26 Ocak 2017.
Jeon Jeongguk sabahın en erken vakitlerinden birinde jilet gibi siyah takım elbisesini giymiş ve son kez kravatını kontrol ederken yastığa dağılan kıvırcık siyah tutamları yavaşça öpmüştü. Eşinin beline inmiş yorganı omuzlarına kadar çektikten sonra komidinde duran arabasının anahtarını alıp evden sessizce çıkmıştı. Yine aynı sessizlikle arabaya binmiş ve avukatlık yaptığı bürosuna giderken eşinin büzdüğü dudakları aklına gelince etrafa tatlı gülücüklerini saçıyordu pervasızca.
Taehyung ise saat öğlene yaklaşan bir vakitte yatakta doğrulup gözlerini ovaladığında eşinin çoktan gitmiş olduğunu anlamasıyla dudaklarını daha da büzmüştü. Kıvırcık siyah saçlarını hafif karıştırıp ayaklarını sürüyerek banyoya gitmiş biraz daha ayılmıştı.
Arkadaşı Chaeyoung'u aramış ve mutfağa gidip bulanan midesine zor da olsa bir şeyler tıkıştırmaya çalışıyordu belirli vakit arasında. Tam olarak iki haftadır böyleydi; işten izin almasına rağmen fazla yorgun (bir şey yapmasa bile), iştahsız ve mide bulantılıydı.

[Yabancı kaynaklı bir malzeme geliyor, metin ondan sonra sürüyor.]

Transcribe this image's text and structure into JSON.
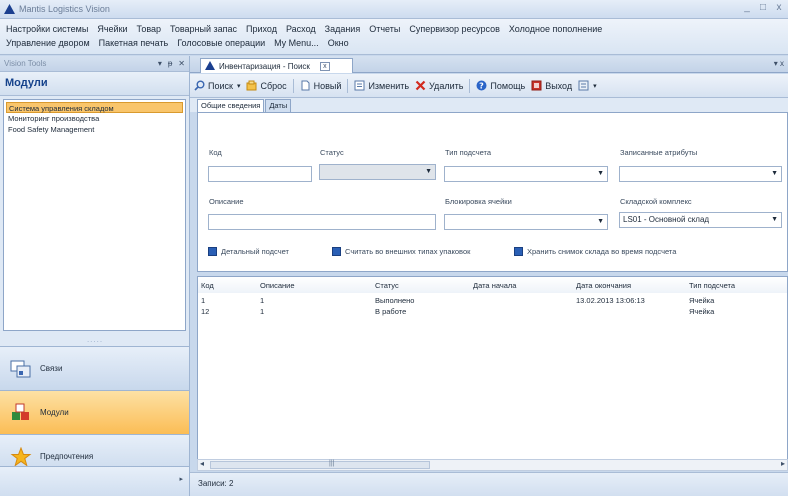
{
  "window": {
    "title": "Mantis Logistics Vision",
    "controls": [
      "_",
      "□",
      "x"
    ]
  },
  "menu": {
    "row1": [
      "Настройки системы",
      "Ячейки",
      "Товар",
      "Товарный запас",
      "Приход",
      "Расход",
      "Задания",
      "Отчеты",
      "Супервизор ресурсов",
      "Холодное пополнение"
    ],
    "row2": [
      "Управление двором",
      "Пакетная печать",
      "Голосовые операции",
      "My Menu...",
      "Окно"
    ]
  },
  "left_panel": {
    "header": "Vision Tools",
    "header_controls": [
      "▾",
      "ᵽ",
      "✕"
    ],
    "title": "Модули",
    "modules": [
      "Система управления складом",
      "Мониторинг производства",
      "Food Safety Management"
    ],
    "selected_index": 0,
    "splitter": ".....",
    "nav": [
      {
        "label": "Связи",
        "icon": "links-icon"
      },
      {
        "label": "Модули",
        "icon": "modules-icon",
        "active": true
      },
      {
        "label": "Предпочтения",
        "icon": "star-icon"
      }
    ],
    "bottom_arrow": "▸"
  },
  "doc_tab": {
    "label": "Инвентаризация - Поиск",
    "close": "x",
    "tabs_arrow": "▾ x"
  },
  "toolbar": {
    "search": "Поиск",
    "reset": "Сброс",
    "new": "Новый",
    "edit": "Изменить",
    "delete": "Удалить",
    "help": "Помощь",
    "exit": "Выход"
  },
  "subtabs": [
    "Общие сведения",
    "Даты"
  ],
  "form": {
    "code_label": "Код",
    "code_value": "",
    "status_label": "Статус",
    "status_value": "",
    "count_type_label": "Тип подсчета",
    "count_type_value": "",
    "recorded_attrs_label": "Записанные атрибуты",
    "recorded_attrs_value": "",
    "description_label": "Описание",
    "description_value": "",
    "cell_lock_label": "Блокировка ячейки",
    "cell_lock_value": "",
    "warehouse_label": "Складской комплекс",
    "warehouse_value": "LS01 - Основной склад",
    "check1": "Детальный подсчет",
    "check2": "Считать во внешних типах упаковок",
    "check3": "Хранить снимок склада во время подсчета"
  },
  "grid": {
    "columns": [
      "Код",
      "Описание",
      "Статус",
      "Дата начала",
      "Дата окончания",
      "Тип подсчета"
    ],
    "rows": [
      [
        "1",
        "1",
        "Выполнено",
        "",
        "13.02.2013 13:06:13",
        "Ячейка"
      ],
      [
        "12",
        "1",
        "В работе",
        "",
        "",
        "Ячейка"
      ]
    ]
  },
  "scrollbar": {
    "left": "◂",
    "right": "▸",
    "grip": "|||"
  },
  "status": {
    "records": "Записи: 2"
  }
}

Chae neredeyse yarım saatin sonunda hemencik gelmiş ve elinde kutuyu arkadşına uzattığında onun şaşkın bakışlarına hafifçe kıkırdamıştı. Taehyung ise elindeki haberi olmadan alınan hamlikelik testi ile öylece bakışıyordu gerginlikten kasılan karnı ile.
Yapmalı mıydı? Sonuç ne olursa olsun üzülecek miydi yoksa sevinecek miydi?
Son olarak kararını verip banyoya geçmişti ve belirli bir süre bekledikten sonra çubuğu eline aldığında titreyen ellerinde tatlıca can çekişmişti boğumları.
Kim Taehyung büyümüştü. Onun bir bebeği olacaktı, o çok güzel büyümüştü.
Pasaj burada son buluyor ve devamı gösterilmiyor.